From Wikipedia, the free encyclopedia
Jump to: navigation, search

John Thompson Platts (1830–1904), was a British language scholar. His Persian and Hindi grammars were a marked advance upon the work of any English predecessor, and are still in use today.


Platts was born in Calcutta, India, on 1 August 1830, the second son of Robert Platts of Calcutta, who died young leaving behind a large family and a widow in difficult circumstances. After being educated at Bedford School in England, Platts returned to India and, between 1858 and 1859, worked as mathematics master at Benares College and in charge of Saugor School in the Central Provinces. In 1861 he was appointed mathematical professor and headmaster of Benares College. In 1864, Platts became assistant inspector of schools, second circle, Northwest Provinces and, in 1868, he became officiating inspector of schools, northern circle, Central Provinces. He retired in March 1872, owing to ill-health.

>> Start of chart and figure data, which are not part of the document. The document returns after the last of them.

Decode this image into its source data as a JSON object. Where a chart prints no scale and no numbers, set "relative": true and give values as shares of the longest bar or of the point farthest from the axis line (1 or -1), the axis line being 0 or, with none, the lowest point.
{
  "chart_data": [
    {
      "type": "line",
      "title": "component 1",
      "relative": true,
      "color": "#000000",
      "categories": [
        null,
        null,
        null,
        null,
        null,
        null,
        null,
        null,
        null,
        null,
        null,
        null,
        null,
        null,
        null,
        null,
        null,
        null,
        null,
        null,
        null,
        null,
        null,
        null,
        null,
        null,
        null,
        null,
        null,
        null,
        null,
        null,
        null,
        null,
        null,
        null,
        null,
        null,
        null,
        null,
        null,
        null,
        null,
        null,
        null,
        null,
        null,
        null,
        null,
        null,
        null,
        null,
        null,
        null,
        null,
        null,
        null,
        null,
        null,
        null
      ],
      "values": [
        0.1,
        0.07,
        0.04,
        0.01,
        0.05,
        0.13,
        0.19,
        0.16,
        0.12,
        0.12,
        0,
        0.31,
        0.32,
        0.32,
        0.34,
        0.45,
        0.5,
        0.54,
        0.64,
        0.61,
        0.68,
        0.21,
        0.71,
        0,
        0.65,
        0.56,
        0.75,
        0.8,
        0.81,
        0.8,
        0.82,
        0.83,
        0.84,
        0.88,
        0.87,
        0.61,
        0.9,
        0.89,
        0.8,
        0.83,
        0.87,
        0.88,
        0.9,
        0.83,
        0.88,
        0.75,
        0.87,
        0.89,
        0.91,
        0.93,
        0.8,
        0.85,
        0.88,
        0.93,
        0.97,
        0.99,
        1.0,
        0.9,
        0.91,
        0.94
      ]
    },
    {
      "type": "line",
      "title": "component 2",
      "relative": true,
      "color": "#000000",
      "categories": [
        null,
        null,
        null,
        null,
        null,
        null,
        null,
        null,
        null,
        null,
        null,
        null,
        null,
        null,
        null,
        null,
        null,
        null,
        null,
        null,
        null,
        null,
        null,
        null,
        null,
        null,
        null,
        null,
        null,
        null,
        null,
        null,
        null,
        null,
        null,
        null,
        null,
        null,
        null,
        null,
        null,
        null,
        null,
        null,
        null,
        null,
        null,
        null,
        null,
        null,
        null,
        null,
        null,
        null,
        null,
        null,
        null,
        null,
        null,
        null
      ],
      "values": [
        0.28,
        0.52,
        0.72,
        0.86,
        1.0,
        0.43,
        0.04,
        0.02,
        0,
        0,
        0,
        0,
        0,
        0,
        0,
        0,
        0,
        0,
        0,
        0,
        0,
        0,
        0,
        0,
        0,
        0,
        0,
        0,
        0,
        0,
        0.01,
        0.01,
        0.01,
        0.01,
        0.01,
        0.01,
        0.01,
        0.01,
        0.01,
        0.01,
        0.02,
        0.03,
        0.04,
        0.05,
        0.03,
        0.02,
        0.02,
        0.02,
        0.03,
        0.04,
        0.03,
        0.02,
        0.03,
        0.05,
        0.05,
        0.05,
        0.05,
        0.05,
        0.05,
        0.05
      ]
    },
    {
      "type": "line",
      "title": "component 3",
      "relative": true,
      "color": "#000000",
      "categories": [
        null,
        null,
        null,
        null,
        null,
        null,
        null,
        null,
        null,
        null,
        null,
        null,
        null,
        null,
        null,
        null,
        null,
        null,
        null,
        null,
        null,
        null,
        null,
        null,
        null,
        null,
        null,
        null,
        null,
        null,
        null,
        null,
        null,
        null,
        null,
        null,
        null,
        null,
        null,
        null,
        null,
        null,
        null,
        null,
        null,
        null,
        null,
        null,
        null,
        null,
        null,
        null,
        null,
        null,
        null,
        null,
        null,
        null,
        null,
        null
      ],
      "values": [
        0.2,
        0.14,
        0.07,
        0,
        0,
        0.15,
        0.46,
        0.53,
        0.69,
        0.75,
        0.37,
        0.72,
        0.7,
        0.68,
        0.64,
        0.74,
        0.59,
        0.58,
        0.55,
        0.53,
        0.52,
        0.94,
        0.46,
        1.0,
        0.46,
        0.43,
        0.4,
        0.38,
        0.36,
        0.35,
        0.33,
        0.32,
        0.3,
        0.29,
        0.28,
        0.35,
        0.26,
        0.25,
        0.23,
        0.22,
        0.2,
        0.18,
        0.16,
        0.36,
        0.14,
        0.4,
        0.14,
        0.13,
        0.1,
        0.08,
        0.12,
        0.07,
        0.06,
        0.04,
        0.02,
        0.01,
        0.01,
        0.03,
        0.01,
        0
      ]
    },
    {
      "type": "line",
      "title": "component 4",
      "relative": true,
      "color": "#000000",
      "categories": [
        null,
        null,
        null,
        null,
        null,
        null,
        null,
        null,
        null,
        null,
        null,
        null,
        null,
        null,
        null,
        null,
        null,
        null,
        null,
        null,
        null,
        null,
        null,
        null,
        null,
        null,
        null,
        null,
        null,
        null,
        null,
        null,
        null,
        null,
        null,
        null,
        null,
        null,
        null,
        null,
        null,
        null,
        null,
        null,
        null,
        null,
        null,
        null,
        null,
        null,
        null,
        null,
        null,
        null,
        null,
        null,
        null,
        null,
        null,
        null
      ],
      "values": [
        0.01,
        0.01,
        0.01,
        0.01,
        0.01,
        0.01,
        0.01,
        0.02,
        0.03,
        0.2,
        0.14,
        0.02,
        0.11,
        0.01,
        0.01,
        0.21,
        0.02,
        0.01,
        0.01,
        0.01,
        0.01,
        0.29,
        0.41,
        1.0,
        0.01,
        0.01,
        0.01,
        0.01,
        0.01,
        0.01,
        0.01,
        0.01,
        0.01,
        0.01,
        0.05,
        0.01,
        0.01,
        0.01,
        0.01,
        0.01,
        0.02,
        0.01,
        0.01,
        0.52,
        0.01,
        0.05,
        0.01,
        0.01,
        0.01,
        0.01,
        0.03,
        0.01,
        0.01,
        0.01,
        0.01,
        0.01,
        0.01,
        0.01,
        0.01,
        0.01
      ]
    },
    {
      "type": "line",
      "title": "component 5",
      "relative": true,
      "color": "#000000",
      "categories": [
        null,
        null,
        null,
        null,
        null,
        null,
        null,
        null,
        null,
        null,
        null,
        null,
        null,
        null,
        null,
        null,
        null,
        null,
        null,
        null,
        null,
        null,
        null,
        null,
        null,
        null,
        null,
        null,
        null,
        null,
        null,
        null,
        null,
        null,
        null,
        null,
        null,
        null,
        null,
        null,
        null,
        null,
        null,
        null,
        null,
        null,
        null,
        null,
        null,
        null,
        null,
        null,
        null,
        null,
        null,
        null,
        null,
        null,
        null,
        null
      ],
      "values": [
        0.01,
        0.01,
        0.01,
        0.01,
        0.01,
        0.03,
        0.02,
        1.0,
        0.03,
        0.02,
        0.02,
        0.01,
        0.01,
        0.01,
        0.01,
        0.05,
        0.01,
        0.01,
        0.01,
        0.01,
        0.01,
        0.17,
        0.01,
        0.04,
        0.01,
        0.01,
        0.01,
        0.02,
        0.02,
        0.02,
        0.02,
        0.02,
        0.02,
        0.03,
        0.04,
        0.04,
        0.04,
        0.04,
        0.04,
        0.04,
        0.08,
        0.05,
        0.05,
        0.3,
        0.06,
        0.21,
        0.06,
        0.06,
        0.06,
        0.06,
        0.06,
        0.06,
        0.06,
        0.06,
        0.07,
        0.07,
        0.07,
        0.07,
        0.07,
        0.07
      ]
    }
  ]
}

Platts then returned to England, and settling in Ealing, occupying himself by teaching Hindi and Persian, having mastered both languages. In June 1880, he was elected teacher of Persian language at Oxford University. He matriculated from Balliol College, Oxford in February 1881 and, in June 1881, became Master of Arts honoris causa. In March 1901, he received the degree of Master of Arts by decree. He died suddenly in London on 21 September 1904, and was buried at Wolvercote Cemetery near Oxford.

Platts married twice: first, in 1856, in Lahore, India, to Alice Jane Kenyon, by whom he had three sons and four daughters; and second, in 1876, to Mary Elizabeth Hayes of Melbourne, Australia. They had one son.

Published works[edit]

  • 1. A Grammar of the Hindustani Language (1874).
  • 2. A Hindustani-English Dictionary (1881).
  • 3. A Dictionary of Urdu, Classical Hindi, and English (1884).
  • 4. A Grammar of the Persian Language, Part I: Accidence (1894).
  • He also edited the text of Gulistan of Sa'di (1872), and published Sa'di (Shaikh Muslihuddin Shirazi), photographed from manuscripts under his supervision (1891). He translated the Ikhwanu-s-Safa of Maulavi Ikram Ali (1875), and the Gulistan of Sa'di (1876).